Interpretation of the “intermediate frequency” dielectric spectra of synthetic zeolites X

Abstract

The dielectric spectra of synthetic zeolites X (13X and 10X) were studied in the frequency range 1 Hz-4 GHz at T=+ 25°C on samples hydrated at various rates. They all showed a distributed “intermediate frequency” relaxation domain. It is shown that the distribution can be explained by the superposition of a finite number of non distributed elementary domains; 3 in the case of zeolite 13X, 4 in the case of zeolite 10X. Each elementary domain is attributed to a population of cations existing in the zeolite. The relaxation mechanisms giving elementary domains are interpreted by jumps of cations from one location to another in a given site (S_I′↔ S_I′, S_II↔ S_II′, S_III′↔ S_III′).
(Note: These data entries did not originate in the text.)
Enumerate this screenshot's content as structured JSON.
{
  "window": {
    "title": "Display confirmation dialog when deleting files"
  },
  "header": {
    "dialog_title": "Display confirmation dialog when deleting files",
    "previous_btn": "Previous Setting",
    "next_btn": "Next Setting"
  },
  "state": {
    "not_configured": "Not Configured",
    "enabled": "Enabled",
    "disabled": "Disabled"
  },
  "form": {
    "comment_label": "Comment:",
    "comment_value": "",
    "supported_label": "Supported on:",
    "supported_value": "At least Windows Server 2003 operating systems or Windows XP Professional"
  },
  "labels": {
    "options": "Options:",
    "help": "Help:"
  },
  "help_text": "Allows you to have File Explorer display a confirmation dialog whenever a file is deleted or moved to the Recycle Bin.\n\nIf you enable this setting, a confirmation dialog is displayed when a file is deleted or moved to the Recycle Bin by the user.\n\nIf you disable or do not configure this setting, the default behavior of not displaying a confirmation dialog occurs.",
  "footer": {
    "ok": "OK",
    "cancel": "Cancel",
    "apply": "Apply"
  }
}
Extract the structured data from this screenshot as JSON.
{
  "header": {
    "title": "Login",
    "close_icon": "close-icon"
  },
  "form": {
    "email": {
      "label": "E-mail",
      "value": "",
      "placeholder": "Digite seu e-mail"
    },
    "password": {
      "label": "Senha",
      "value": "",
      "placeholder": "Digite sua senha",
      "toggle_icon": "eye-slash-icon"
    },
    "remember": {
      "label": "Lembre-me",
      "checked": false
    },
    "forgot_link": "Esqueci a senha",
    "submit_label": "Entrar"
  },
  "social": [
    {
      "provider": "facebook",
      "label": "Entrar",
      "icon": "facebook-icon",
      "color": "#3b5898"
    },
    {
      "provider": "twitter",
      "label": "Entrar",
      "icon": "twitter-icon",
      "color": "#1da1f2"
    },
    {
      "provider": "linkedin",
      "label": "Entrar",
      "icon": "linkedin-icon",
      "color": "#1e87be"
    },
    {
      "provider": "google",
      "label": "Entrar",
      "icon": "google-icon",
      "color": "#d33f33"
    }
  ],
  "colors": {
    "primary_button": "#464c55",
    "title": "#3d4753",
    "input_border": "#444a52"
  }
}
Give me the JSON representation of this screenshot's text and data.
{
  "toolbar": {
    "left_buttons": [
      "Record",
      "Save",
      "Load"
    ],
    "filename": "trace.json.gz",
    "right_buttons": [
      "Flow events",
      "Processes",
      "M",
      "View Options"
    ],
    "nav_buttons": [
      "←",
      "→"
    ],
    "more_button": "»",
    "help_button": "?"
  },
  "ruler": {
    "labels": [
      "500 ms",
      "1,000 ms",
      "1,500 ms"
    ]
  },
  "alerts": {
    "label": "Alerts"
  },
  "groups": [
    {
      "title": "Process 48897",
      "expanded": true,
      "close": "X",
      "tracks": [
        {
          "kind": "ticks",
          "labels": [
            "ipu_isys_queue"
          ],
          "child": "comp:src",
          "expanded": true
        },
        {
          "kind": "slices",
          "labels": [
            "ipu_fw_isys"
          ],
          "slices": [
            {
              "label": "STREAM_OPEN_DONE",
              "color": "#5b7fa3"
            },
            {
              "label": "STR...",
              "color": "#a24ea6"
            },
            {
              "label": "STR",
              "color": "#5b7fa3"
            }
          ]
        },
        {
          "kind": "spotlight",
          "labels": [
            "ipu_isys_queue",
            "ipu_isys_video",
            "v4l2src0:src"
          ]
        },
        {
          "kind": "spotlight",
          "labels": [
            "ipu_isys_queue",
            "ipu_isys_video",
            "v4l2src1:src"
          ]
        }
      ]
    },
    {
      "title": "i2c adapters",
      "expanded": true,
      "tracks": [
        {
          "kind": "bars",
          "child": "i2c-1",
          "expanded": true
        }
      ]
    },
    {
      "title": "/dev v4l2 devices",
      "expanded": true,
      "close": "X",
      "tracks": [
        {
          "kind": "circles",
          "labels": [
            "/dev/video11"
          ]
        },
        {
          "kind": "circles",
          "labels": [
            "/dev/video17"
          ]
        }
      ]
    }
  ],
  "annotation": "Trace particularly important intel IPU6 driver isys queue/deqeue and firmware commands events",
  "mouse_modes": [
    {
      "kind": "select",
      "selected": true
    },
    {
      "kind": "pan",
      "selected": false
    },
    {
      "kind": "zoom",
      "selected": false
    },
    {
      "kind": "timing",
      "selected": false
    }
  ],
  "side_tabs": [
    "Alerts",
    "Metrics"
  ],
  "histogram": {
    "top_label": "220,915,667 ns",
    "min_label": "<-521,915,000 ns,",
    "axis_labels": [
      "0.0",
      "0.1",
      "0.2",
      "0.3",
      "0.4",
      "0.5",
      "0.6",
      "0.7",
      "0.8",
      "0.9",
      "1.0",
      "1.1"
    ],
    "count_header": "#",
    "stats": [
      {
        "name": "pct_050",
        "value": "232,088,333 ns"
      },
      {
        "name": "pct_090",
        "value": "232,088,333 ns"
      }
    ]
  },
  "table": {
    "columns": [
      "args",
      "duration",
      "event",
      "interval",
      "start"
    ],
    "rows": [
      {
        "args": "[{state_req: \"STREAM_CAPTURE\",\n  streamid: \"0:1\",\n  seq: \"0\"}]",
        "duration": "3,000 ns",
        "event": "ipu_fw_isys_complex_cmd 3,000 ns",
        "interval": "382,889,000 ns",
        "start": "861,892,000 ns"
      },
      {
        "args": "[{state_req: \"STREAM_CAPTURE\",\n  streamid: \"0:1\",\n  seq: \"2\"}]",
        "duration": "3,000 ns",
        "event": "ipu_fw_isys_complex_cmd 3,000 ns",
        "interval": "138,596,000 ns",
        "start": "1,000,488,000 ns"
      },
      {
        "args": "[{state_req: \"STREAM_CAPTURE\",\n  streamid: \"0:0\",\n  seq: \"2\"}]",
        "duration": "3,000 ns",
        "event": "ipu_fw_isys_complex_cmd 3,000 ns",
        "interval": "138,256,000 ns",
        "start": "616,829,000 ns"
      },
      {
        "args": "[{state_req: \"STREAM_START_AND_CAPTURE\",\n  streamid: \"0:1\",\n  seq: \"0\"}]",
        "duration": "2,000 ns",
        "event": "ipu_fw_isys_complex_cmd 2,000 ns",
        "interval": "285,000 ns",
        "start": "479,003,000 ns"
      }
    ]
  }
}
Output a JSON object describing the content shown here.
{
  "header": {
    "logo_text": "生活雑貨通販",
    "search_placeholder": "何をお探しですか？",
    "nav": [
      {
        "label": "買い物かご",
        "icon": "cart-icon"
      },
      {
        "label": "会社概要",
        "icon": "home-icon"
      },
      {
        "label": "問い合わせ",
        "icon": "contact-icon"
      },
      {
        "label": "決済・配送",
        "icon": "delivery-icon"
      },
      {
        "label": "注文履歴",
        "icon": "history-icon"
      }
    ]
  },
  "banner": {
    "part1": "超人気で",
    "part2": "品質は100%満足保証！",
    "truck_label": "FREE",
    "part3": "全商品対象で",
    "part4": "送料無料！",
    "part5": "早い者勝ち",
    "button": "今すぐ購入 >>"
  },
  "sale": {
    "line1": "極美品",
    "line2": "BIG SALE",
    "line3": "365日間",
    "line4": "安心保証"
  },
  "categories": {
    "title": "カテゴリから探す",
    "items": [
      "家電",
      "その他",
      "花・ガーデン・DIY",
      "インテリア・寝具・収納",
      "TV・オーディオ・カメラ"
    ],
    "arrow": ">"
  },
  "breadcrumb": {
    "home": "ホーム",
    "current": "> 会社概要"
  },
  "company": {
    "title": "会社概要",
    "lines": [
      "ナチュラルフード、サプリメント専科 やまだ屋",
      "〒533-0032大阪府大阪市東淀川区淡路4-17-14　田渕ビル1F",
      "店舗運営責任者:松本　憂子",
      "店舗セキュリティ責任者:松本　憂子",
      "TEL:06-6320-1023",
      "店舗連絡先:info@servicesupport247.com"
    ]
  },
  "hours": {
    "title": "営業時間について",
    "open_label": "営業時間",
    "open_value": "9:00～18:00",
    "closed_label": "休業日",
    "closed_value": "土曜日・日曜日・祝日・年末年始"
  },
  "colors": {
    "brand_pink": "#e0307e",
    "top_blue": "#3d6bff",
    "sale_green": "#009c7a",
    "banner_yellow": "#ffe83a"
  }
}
Analysis of the parameters characterizing the elementary domains (critical frequency, amplitude) allows the determination of the number, nature and location of the cations of each population of the crystalline lattice. These results are in agreement with those obtained by X-ray diffraction spectroscopy. The study as a function of the hydration rate allows the determination of the interactions between the water molecules adsorbed and the zeolite structure. The interactions with the surface are very strong for the first water molecules adsorbed. For hydrations higher than 15 molecules/cavity solvation of the cations can be observed.